In the past students have visited the state of New York to compete in various competitions on seven separate occasions, out of those winning three vehicles that currently reside in the interior of the auto shop, including a Chevrolet Tahoe and a Chevrolet Silverado. Prior to the pandemic, several students were scheduled to compete at the Javits center in New York City.
“Obviously that came to a crashing halt,” Mr. Agruso said, emphasizing the adverse impact that shutdowns directly related to covid-19 had on such automotive programs and competitions.
He and his students have discerned that this new addition to the school’s collection of vehicles has enkindled a strong sense of motivation and assurance among individuals engaging in the course.
“You get nothing out of Zoom, so it’s nice to see the program come back to life, to see the kids interact, the community and industry partners working together,” he said. “It feels like we are alive again. The car is like a reboot after covid-19.”
Estimating the car to be worth approximately 17 to 18 thousand dollars, Mr. Agruso appreciates this contribution and plans on considerably incorporating it into his course.
“Now the school doesn’t have to buy it, and the kids can use it as a learning tool,” he said. “It’s nice when you don’t have to go buy that equipment and you just have it at your disposal.”
Numerous students involved in the course look forward to interacting with the new vehicle and being taught new lessons from doing so.
“As of recently we have been learning how to use the tools inside the auto shop,” junior Tanaj Kinchen said.
“The car would be used for further helping us learn about its electrical parts, how to change a tire, check air pressure and change mufflers and engines.”
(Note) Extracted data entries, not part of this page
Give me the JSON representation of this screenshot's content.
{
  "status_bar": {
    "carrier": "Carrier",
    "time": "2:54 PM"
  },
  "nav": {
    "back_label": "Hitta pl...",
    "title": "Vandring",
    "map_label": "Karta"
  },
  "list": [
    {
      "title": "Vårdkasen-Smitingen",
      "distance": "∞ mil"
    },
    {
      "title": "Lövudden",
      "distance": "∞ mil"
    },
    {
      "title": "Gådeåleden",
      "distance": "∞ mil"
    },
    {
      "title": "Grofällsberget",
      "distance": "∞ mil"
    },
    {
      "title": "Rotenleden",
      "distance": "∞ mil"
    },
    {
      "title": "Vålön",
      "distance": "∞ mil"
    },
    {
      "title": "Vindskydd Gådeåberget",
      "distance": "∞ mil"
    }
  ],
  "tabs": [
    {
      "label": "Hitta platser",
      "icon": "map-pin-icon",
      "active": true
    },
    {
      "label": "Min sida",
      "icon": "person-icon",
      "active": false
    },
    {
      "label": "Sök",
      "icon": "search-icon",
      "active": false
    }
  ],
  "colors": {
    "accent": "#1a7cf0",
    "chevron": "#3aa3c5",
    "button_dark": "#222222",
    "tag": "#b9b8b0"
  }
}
Mr. Agruso predicts that students will be able to examine a multitude of features constituting the car by repeatedly inspecting, disassembling and assembling various parts of the vehicle. He further cogitates the prospect that individuals will employ a scanning tool for the purpose of computing digital data, determining programmable identifiers, and analyzing sensor data which conveys an input variable, a process and an output variable.
“That car has a lot of chemistry in it, it has a lot of physics and it has a lot of career technical education courses built into it,” Mr. Agruso said.
Working closely with vehicles and machinery has inspired many young students who now consider the automotive and engineering fields to be viable career possibilities, one of which is Kinchen herself.
“Initially, I just wanted to know how to work on my own car so I wouldn’t get cheated out of my own money, but this is definitely a career to fall back on,” she said.
Meanwhile, the privilege to operate on ever-improving technologies such as the newly received Ford car have solidified some individuals’ hypothesized aspirations and enhanced their capabilities in addition to earning them valuable experiences.
“We experiment with other students, create new friends and learn leadership skills,” junior Chiara Ferreyra said. “I want to become a mechanical engineer or a robotic engineer, so I feel like this helps a lot with technical aspects.”